I know that when I started out writing novels, I had no idea how many drafts a book went through before it got published. Thinking back on it now, I get all Ming the Merciless and want to tell my past self, “Pathetic writer. Hurling your manuscript out into the void, without the slightest inkling of what is out there. If you had known anything about the true nature of publishing, anything at all, you would’ve hidden from it in terror.”
Uh, no, really, actually, it’s totally great and awesome. BUT! I sure as hell needed to revise more.
So, in case any of you are despairing about how many times you’ve overhauled your book, here is a bit of data for you on my debut novel:
THE TETHERED MAGE went through around 6-7 drafts before it was ready to go on sub to publishers. Once Orbit accepted it for publication, it went through several official rounds with my editor—a major structural edit, minor structural edits, little fine-tuning kind of edits, copyedits, etc. But I did a couple rounds for each of the structural passes before my editor saw them. So it came out in the end to around 13 drafts.
Now, some of those drafts were me getting 20K words in and then going “Ugh! Start over!” Other drafts were just polish passes, where I was buffing up the language to a high shine and not making any major changes. But one of them was me revising from YA to adult, historical fantasy to epic fantasy, AND adding 50K+ words (almost doubling the length of the book from first completed draft to final draft), so I feel like it all evens out.
I created the doc for the very first draft of THE TETHERED MAGE in early 2014. I took some time off from it in there to work on revising an earlier book, but finished the draft that went on sub to publishers around the beginning of 2016. It sold in June of 2016 (BEST BIRTHDAY PRESENT EVER), and I continued to revise it for several months; it finally comes out next month (WHEEEE!).
Mind you, that wasn’t the first book I wrote. The book that got me my agent went through about 10 drafts before it did (I started querying it way too soon, though, on like draft 5). And I wrote other books before that.
Every single page I wrote, every revision pass, made me a better writer. The me of 2 books ago couldn’t have written THE TETHERED MAGE. Heck, the me of draft one of THE TETHERED MAGE couldn’t have written draft 13. Revision is where I learned the most, and still where I do my best work.
I’m working on revisions for THE DEFIANT HEIR now (the sequel to THE TETHERED MAGE). I’m really excited about them! I feel like this draft is going to be a big step up from the last one, and it feels so good to see the shape pulling true, and the pieces falling into place. I used to hate revision, but now that practice has given me a better understanding of how to spot areas for improvement and fix them, it feels awesome to make my book sharper and shinier with every draft.

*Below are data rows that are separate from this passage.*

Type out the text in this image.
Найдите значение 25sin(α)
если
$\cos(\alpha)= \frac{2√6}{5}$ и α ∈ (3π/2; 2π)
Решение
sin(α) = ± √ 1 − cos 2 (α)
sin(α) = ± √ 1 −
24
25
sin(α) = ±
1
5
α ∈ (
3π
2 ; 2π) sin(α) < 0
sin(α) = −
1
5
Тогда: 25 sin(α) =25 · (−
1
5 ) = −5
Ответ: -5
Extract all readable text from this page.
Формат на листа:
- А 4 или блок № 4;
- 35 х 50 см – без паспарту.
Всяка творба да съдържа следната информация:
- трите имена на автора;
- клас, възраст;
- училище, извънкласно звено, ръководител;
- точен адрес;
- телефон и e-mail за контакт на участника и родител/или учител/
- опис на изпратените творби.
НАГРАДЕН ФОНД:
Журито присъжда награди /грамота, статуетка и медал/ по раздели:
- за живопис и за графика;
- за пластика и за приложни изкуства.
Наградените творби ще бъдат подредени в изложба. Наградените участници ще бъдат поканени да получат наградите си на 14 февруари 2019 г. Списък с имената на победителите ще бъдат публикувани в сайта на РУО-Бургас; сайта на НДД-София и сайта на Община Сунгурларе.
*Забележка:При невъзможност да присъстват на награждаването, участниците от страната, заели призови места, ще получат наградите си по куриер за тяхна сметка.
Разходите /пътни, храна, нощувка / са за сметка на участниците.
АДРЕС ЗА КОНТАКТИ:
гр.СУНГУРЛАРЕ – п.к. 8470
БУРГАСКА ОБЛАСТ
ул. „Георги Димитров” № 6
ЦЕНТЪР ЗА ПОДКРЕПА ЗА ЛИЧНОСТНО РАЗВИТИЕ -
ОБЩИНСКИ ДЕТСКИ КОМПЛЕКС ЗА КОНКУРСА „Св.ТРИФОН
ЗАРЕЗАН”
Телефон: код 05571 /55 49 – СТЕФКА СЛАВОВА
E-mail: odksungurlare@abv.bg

Writing on a deadline, with an editor, is very different than writing on my own, and I don’t have the luxury to allow myself draft after draft. But I’m nonetheless already on draft 5 by my own count (my editor saw draft 4 as my “first draft”), and the version I’m giving her next month will probably be draft 6.
So, my as-yet-unpublished writer friends, if you haven’t already done so, I urge you to embrace revision! The difference between my first drafts and my final drafts looks a lot like the difference between my writing 5 years ago and my writing now, and that’s not a coincidence. You never know how many times you’ll have to tear down and rebuild before you get it just right, but it’s well worth the effort. Every draft teaches you something, and takes you one step closer to the end of the publishing rainbow…
…Even if it’s NOT ACTUALLY A RAINBOW IT’S A WEIRD RAINBOW-COLORED NEBULA THING WITH AN OMINOUS FLOATING CITY IN IT AND YOUR ADVENTURES ARE ONLY BEGINNING.